The criminal corruption probe into illegal coordination between Scott Walker, his campaign, and outside third parties must continue.
That’s the argument the Milwaukee Journal Sentinel is making as prosecutors and attorneys for right-wing special interests head to court today to make oral arguments before the 7th Circuit Court of Appeals regarding the multi-year John Doe investigation into what a bipartisan group of prosecutors allege was a nationwide criminal scheme.
Prosecutors seek to overturn a lower court’s ruling that temporarily halted the investigation.
As the Journal Sentinel editorializes, “To put it charitably, Randa's decision was overzealous — a federal judge big-footing a state investigation. His remedy — stamping it out — was too severe for the alleged offense.”
The Journal Sentinel also argues that two pieces of information from the largely secretive corruption probe are “discouraging for democracy”: that Walker, the same governor who promised to run “the most transparent administration in the history of the world,” encouraged donors to funnel corporate donations through Wisconsin Club for Growth to avoid disclosure, and that Walker benefited from $700,000 in campaign cash from out-of-state mining special interests -- "certainly an appearance of corruption," according to a nonpartisan special investigator.
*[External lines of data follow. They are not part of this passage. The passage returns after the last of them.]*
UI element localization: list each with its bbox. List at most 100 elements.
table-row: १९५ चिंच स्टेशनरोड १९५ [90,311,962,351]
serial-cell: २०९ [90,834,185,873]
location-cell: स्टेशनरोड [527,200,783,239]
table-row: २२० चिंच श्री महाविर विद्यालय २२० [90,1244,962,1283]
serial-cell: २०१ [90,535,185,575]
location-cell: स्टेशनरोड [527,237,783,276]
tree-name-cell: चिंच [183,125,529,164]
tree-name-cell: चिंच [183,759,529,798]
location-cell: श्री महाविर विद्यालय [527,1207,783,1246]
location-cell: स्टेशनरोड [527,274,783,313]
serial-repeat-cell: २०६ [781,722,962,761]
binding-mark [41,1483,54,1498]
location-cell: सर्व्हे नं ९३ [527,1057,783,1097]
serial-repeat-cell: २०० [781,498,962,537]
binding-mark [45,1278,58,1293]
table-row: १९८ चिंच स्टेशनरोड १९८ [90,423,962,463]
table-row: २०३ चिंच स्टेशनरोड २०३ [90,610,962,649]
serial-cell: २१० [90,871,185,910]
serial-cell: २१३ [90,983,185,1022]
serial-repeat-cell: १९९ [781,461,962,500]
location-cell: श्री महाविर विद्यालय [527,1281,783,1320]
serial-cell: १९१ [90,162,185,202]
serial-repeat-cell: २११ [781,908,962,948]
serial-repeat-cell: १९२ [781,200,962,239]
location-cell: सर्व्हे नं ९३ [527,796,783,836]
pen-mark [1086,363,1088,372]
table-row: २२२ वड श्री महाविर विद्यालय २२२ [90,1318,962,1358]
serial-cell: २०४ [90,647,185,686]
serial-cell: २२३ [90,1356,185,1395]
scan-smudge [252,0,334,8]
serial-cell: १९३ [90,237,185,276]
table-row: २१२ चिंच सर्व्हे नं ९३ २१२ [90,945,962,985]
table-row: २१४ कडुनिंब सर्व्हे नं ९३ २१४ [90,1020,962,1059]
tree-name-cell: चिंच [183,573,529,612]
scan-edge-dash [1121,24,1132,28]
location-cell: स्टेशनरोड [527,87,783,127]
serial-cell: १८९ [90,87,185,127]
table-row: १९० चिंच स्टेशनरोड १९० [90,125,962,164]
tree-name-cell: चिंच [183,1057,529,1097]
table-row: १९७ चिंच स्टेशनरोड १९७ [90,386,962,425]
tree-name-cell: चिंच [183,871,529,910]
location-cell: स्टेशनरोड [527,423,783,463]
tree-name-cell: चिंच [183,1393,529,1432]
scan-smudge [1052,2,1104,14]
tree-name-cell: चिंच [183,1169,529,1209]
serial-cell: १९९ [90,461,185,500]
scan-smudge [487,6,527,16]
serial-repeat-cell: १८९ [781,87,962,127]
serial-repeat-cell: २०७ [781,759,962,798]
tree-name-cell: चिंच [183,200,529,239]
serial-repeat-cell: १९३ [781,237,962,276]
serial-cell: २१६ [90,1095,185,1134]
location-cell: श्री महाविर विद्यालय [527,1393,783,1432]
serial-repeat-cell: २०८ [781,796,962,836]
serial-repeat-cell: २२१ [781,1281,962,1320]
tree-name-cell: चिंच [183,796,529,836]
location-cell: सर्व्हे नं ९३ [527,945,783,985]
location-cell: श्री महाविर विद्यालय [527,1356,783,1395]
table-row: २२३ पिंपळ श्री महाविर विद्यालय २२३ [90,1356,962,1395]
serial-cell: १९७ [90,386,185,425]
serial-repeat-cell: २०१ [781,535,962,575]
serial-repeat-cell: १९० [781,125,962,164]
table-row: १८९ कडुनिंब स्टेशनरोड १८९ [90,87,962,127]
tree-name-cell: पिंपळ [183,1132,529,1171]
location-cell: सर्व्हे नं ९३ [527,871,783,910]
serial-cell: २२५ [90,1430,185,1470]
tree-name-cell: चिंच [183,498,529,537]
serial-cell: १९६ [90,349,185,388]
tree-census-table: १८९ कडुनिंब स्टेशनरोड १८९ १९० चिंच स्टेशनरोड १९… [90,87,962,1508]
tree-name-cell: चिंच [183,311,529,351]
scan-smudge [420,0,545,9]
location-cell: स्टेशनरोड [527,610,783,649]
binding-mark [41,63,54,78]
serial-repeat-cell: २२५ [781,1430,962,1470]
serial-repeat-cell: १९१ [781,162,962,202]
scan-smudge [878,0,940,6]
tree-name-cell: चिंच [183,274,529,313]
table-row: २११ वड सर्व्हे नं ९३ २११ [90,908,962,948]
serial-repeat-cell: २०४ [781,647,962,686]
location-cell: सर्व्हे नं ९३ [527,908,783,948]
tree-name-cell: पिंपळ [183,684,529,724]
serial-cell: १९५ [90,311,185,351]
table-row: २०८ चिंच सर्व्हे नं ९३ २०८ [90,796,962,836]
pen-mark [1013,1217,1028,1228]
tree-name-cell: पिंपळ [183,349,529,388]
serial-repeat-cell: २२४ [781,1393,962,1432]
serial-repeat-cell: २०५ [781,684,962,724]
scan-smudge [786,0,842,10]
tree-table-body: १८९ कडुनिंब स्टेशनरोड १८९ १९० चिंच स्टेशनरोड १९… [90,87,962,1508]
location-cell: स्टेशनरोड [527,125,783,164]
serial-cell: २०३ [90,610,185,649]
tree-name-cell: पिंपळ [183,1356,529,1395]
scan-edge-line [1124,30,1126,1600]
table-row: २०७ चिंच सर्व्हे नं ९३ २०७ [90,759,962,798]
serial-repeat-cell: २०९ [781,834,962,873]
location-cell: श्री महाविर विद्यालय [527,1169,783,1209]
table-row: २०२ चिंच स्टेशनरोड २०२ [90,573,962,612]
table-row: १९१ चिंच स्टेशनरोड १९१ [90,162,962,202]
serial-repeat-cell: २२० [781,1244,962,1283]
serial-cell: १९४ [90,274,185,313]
The latter point is also echoed by the Appleton Post Crescent in a scathing editorial that rips the “eye-opening,” “appalling” $700,000 donation from Gogebic Taconite (GTac).
“The court record has shown without a doubt that Scott Walker and RJ Johnson were involved in the biggest pay to play scheme in Wisconsin history. At minimum there is an appearance of corruption when wealthy special interests can donate huge sums of money and then write their own legislation,” Democratic Party of Wisconsin Chair Mike Tate said Tuesday. “We have faith that the court will allow the investigation to continue so that all Wisconsinites can have reassurance that their government is free from corruption.”